Note that the multi-channel case can easily be extended by providing a more reliable initialization procedure compared with the original one. Instead of starting BS initialization in one channel, it is more reliable to start BS initialization in several channels that are far apart from each other. In this way, the CPEs harmfully interfered in the first channel may be able to synchronize to the BS in a second one and report its sensing result of both channels to the BS in this second channel. As long as the BS received the report, it can stop initialization on the first channel and avoid further interference to the incumbent users in the first channel. We describe it in the following.
Figure 1. Flowchart of Incumbent Protecting Initialization Procedure (BS side).
Figure 2. Flowchart of Incumbent Protecting Initialization Procedure (CPEs side, single channel).
Figure 3 shows the flowchart of the incumbent protecting initialization procedure at the BS side. The procedure can be described by the following steps.
1) Instead of choosing one single channel, the BS decides a group of channels to sense and starts broadcasting the downstream parameters on the selected channel group using minimum power.
2) After a fixed time-slot (the sume of sensing time and transmit time from CPEs to BS), the BS starts collecting the information from the CPEs.
3) The BS starts analyzing the report from the CPEs and its own sensing results to decide whether the incumbent user exists. The BS searchs channel-by-channel, if there is/are an/some incumbent user/users in the region. The BS deletes the channel from the channel group and adds another channel into the channel group from the backup channels if the incumbent user exists. If there is no any incumbent user in the region, the BS decides to know whether the transmission power is maximal or not. If the BS transmits at maximum power, which means that the BS has sensed the maximum cell radius, then the BS claims that there is no incumbent user in the particular channel.
4) After the BS searches all the channels in the channel group, the BS updates the channel group (after deleting the channel which incumbent user exists) and increases the transmit power. If the channel group changes, the newly added channel transmits at minimum power. Finally, the BS uses the adjusted power and broadcasts the downstream parameters on the updated channel group.
Figure 3. Flowchart of Incumbent Protecting Initialization Procedure (BS side, multi channel).
Figure 4 shows the flowchart of the incumbent protecting initialization procedure at the CPEs’ side. The procedure is described by following steps.
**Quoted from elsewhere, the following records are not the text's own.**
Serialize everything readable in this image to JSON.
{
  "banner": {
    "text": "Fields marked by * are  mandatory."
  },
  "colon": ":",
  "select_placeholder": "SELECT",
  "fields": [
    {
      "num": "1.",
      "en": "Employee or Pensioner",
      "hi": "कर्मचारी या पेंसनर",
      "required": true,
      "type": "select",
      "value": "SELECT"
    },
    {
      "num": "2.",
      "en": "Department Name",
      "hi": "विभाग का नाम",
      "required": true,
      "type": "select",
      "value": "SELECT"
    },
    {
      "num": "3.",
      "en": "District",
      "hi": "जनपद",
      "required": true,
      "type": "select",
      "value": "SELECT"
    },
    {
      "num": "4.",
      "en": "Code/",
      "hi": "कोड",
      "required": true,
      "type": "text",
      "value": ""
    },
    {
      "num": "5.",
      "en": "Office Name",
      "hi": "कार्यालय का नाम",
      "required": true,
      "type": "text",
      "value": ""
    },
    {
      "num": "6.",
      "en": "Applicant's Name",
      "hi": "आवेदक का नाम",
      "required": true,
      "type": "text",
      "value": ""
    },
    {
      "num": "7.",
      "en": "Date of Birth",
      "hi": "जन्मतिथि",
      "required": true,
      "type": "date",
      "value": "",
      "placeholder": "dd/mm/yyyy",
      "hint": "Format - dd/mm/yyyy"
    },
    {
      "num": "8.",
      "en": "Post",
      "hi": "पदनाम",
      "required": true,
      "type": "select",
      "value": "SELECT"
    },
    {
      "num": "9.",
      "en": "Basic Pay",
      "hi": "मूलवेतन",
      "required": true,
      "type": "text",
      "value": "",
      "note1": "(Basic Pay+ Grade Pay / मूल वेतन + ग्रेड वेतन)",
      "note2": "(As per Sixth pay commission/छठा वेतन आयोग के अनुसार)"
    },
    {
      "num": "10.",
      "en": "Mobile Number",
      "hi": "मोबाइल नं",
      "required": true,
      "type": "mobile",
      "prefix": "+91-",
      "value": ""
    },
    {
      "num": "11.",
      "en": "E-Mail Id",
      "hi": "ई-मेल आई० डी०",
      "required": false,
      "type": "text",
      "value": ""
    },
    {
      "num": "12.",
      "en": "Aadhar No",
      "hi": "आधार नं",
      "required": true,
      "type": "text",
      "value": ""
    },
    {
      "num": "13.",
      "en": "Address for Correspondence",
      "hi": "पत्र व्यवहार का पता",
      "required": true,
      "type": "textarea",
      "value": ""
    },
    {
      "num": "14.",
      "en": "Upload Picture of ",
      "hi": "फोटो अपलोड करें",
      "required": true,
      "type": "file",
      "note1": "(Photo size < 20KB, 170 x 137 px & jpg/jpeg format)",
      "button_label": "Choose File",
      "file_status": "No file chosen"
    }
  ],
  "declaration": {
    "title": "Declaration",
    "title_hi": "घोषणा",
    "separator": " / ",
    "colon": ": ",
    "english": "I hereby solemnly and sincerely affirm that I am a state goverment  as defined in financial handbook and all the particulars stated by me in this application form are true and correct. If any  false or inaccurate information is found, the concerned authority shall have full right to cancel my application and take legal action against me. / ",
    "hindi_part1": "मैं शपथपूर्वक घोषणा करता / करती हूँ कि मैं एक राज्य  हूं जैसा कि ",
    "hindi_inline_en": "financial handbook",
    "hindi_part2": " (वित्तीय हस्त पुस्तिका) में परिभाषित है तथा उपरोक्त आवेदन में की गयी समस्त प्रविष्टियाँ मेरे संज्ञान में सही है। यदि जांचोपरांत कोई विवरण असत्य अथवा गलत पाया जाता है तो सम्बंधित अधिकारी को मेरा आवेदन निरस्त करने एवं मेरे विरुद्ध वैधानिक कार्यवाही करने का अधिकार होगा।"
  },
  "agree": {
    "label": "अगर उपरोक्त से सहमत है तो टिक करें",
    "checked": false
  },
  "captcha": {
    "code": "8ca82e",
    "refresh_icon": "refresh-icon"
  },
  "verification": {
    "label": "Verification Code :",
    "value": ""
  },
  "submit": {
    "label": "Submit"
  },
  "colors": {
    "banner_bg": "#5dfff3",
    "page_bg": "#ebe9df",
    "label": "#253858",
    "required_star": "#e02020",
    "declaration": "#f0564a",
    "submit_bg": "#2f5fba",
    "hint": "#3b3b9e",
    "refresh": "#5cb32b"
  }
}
1) First, the CPEs receive the information from the BS, indicating the multi channel case, the channel group indexes and the information about the report format.
2) The CPEs perform the inband sensing on the channel group in the nearby area.
3) CPEs generate the report of the incumbent users on the channel group.
4) Finally, CPEs synchronize with the BS in one of the channels without interference in the group and send the report to the BS.
Figure 4. Flowchart of Incumbent Protecting Initialization Procedure (CPEs side, multi channel).
5. Example
For simplicity, we use two examples to illustrate the effectiveness of the above schemes.
5.1. Single channel Initialization
Figure 5 shows the example of a single channel initialization; in which blue circle represents the sensing area of interest, A (B C) means A is the Selected Channel while B and C are the Attached Channels. The BS starts sensing the nearby area on the channel A and askes CPE1 to help. In the figure, CPE1 senses the nearby area on the channels A, B and C. After sensing, CPE1 generates the report to the BS and tells the BS that there is an incumbent user on the Selected Channel A in the near by area. Note that in the figure, we use IB A to represent the incumbent user on channel A. The BS analyses the report to see if there is any incumbent user on either the Selected Channel or on the Attached Channels.